Выбрать главу

Сама по себе тяга к знанию в том мире — похвальна. Но не в знаниях — суть. И грусть от окружающей пошлости похвальна. Но не в грусти — суть. И тоска о неизвестном, и юные мечты о нездешнем счастье — хороши. Но не в тоске и не в мечтаньях — суть. Суть в том, что сладко ноющее, ищущее сердце лишь у ног Христа успокаивается и наполняется миром.

Иосиф Александрович у ног Христа не успокоился. Он только растревожился и так тревожно прожил всю жизнь, лишь под конец стихнув от усталости, а не от смирения.

В годы и напускного, и искреннего оптимизма Бродский грустит, и грустит изящно на античный манер:

Я заражён нормальным классицизмом…

(«Одной поэтессе»)

Классицизм был формальным. Парки, музы, Постум, Цинтия — не более чем декорации. А поистине роднит Бродского с античностью дохристианская грусть. Хронологически живя в двадцатом веке от Рождества Христова, мистически Бродский жил до Рождества, и его тоска — это тоска неискупленной человеческой природы.

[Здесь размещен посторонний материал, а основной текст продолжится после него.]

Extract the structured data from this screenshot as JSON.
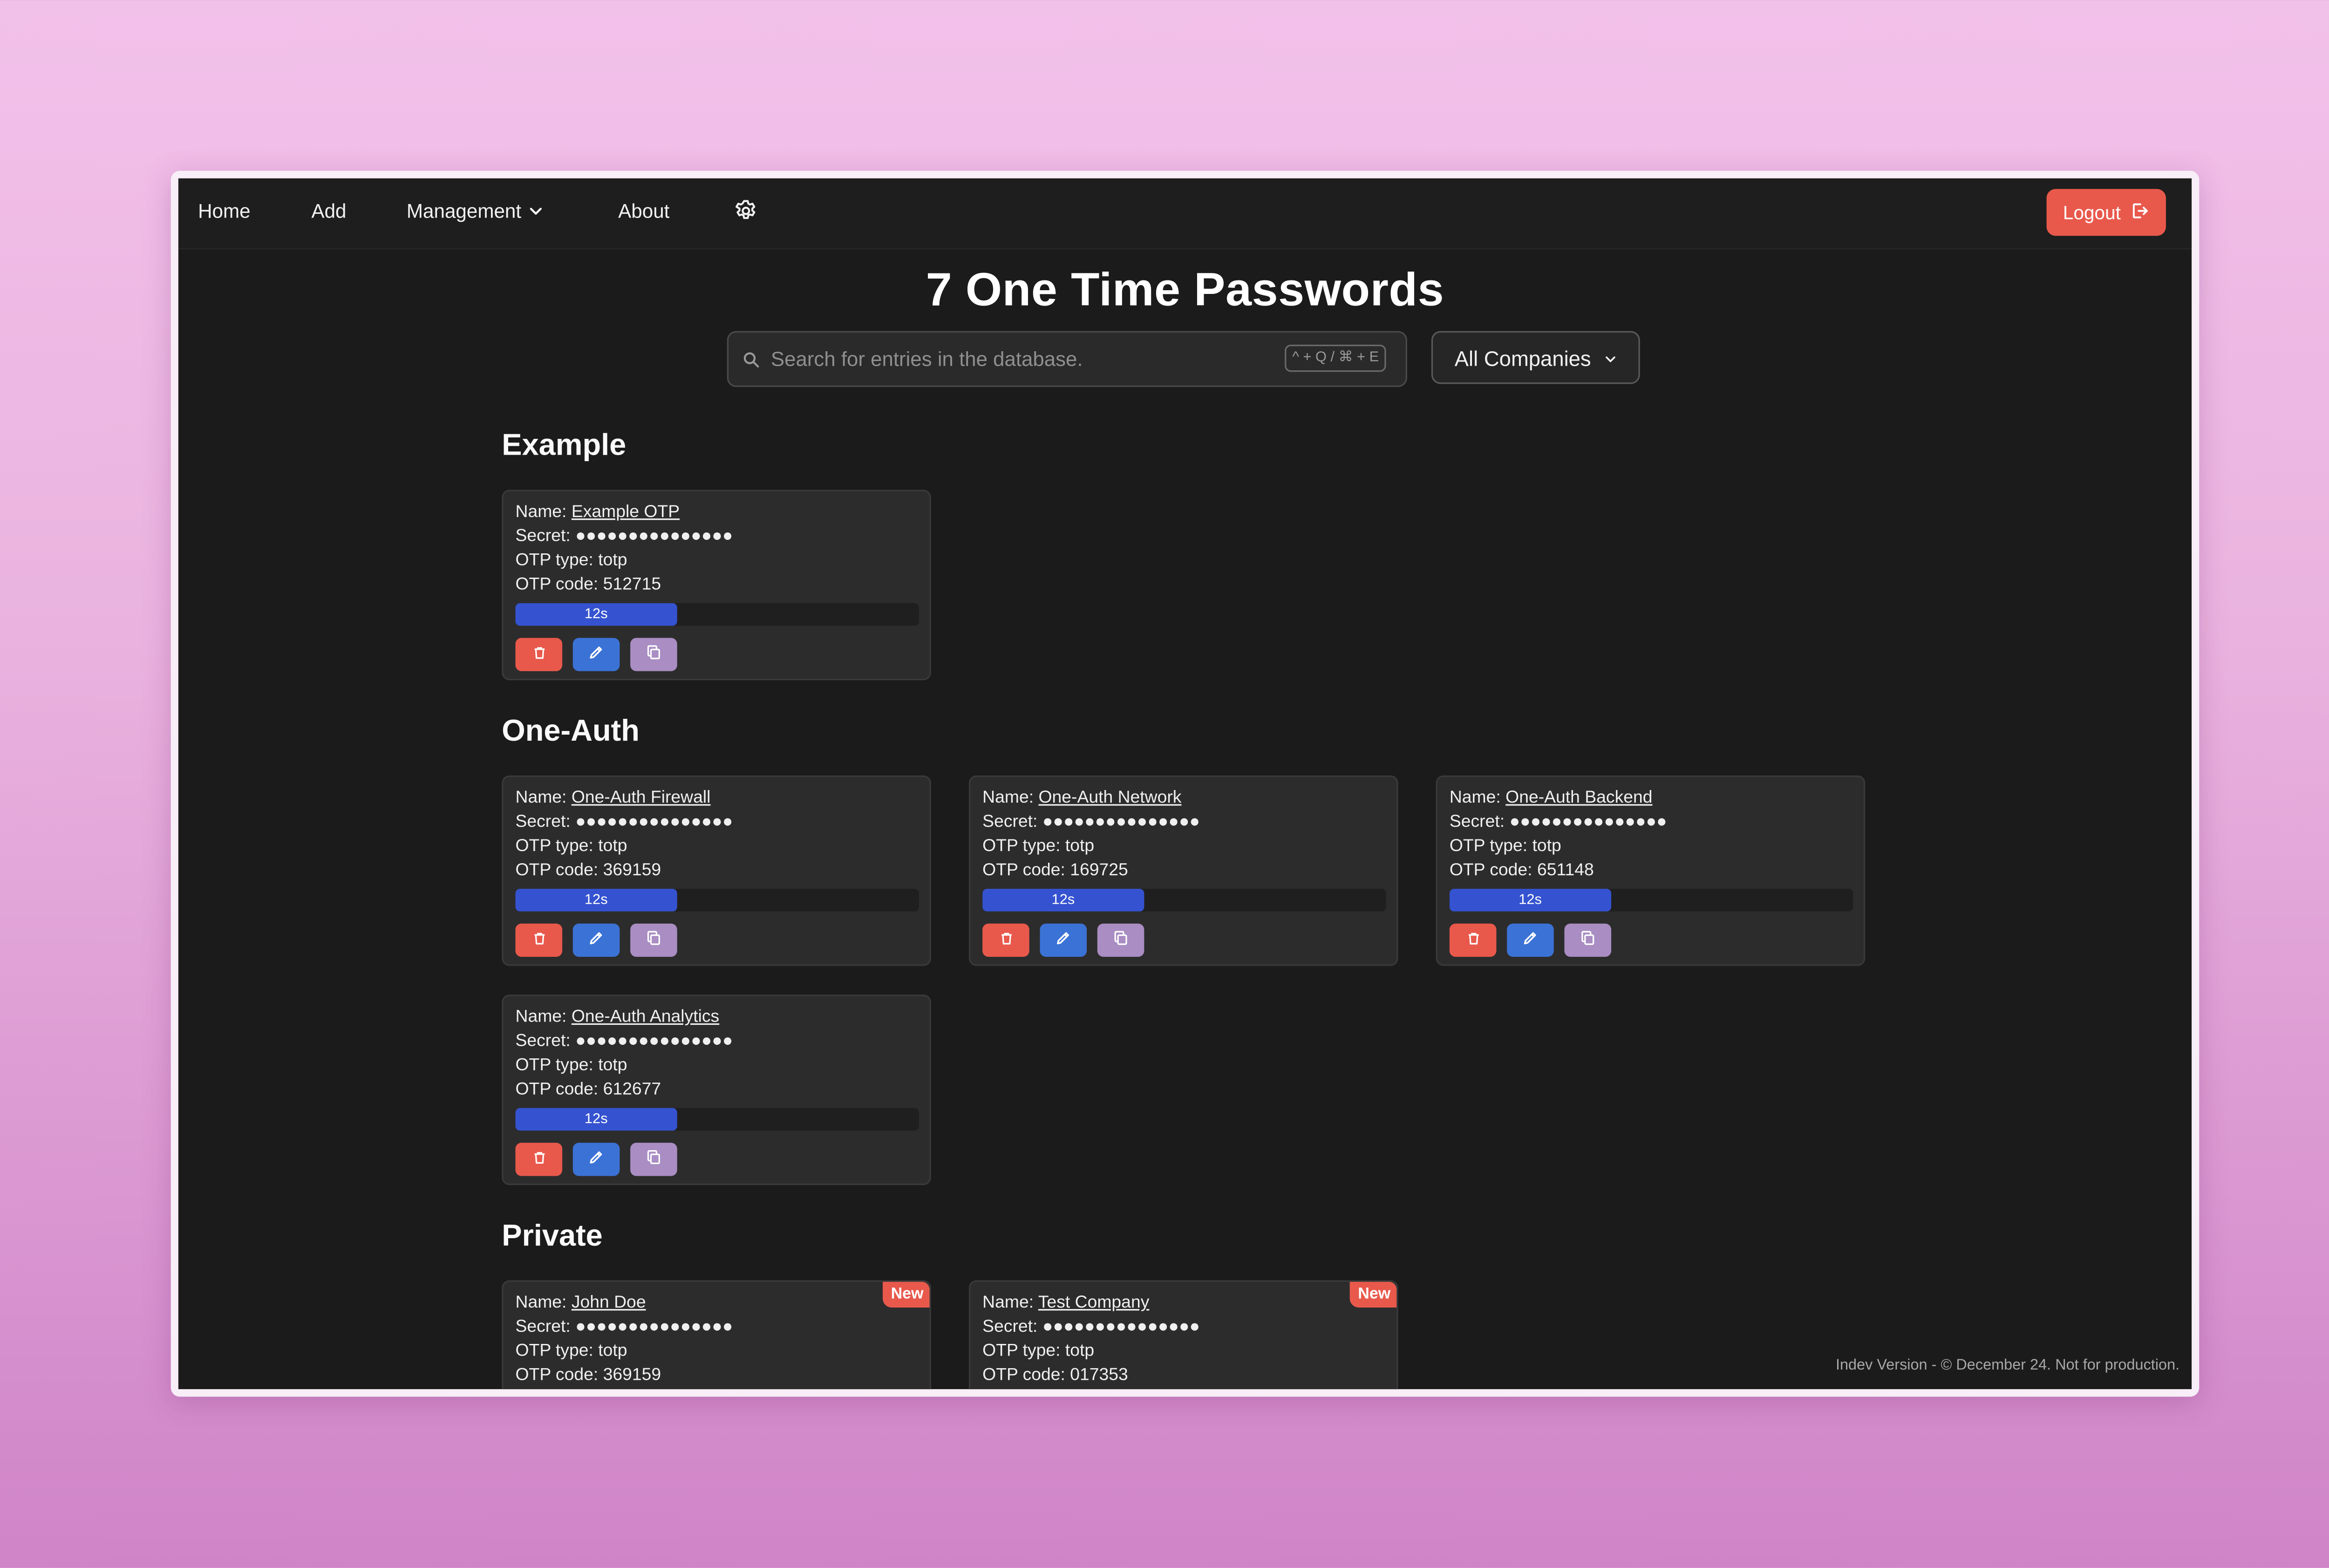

Неважно, где живёт человек. Тоска ходит за ним, «как тень иль верная жена». Бродский грустил и отчаивался в СССР, грустил в США, морщился, путешествуя по миру, грустил бы он и ныне так, как грустит всякий нераскаянный и невоцерковлённый человек.

Желающие спорить скажут, что ежегодно на Рождество поэт писал стихотворение, посвящённое празднику. Но стоит хотя бы раз выдержать Рождественский пост, сесть за стол в сочельник, выстоять праздничную всенощную, услышать коляду, чтобы, сравнив, понять: рождественская радость Церкви и праздничные медитации Бродского — небо и земля. Если бы поэт ощутил силу Христа пришедшего, то ощутил бы и силу Христа воскресшего, то есть в его поэзии было бы и место Воскресению.

Но Торжество из торжеств прошло мимо Бродского. На тему Пасхи он не «медитировал». Кажется, только лишь одно из его стихотворений (в цикле «Литовский дивертисмент») говорит просто о молитве. Поэт сворачивает с улицы в костёл и шепчет «в ушную раковину Бога» (?!): «Прости меня».

Всё здесь символично. Например, то, что храм — католический. По словам А. Ф. Лосева, католицизм был всегда «завлекательной приманкой для бестолковой. воистину „беспризорной“ русской интеллигенции. В те немногие минуты своего существования, когда она выдавливала из себя „религиозные чувства“, она большей частью относилась к религии и христианству как к более интересной сенсации; и красивый, тонкий, „психологический11, извилистый и увёртливый, кровяновоспалённый и в то же время юридически точный и дисциплинарно-требовательный католицизм, прекрасный, как сам сатана, — всегда был к услугам этих несчастных растленных душ» («Очерки античного символизма и мифологии»).

Цитата вся в точку. И Бродский, безусловно относящийся к русской интеллигенции, единственное своё молитвенно-стихотворное обращение к Богу совершает в костёле не случайно. Причём особое панибратство к Богу и дерзость (чего стоит фраза «ушная раковина Бога») делает Бродского похожим на раннего Маяковского. Тот тоже не сомневался в юности в бытии Божием, но обращался в стихах к Господу дерзко и с вызовом.

Я не могу отделаться от мысли, что талант Бродского был предназначен для православного ренессанса. Не для поэтической проповеди, конечно, а для воцерковления современной словесности. И по времени, и по близости к Ахматовой, и даже по еврейским корням в Бродском угадывается продолжатель стихотворного цикла романа «Доктор Живаго».

В одном из стихотворений — «Рождественская звезда» — Бродский прямо становится плечом к плечу с Пастернаком. Посвящённое Ахматовой «Сретенье» только подтверждает эту мысль.

Мандельштам как будто о Бродском сказал:

И в наказанье за гордыню,

Неисправимый звуколюб,

Получишь уксусную губку Ты для изменнических губ.

(«Не искушай чужих наречий.»)

В начале было сказано о том, что поэзия подобна сирене. Песнь же последней страшна не смыслом, а чем-то иным. Сирене не обязательно петь что-то «умное», заинтересовывающее мысль. Она вообще может петь без слов, вкладывая всю соблазнительную силу страсти в голос, его переливы и модуляции, в мелодию, во взгляды и прочее. Поэзия Бродского, при своей кажущейся интеллектуальности, есть песнь ни о чём. Кстати сказать, наша лукавая речь, «язык» даёт такую возможность. Поэт может писать на тему того, что у него нет темы; может красиво говорить о том, что говорить ему не о чем; описывать в стихах сам процесс писания стихов и так далее. В этом случае язык является — по Апостолу — корнем зла и прикрасой неправды.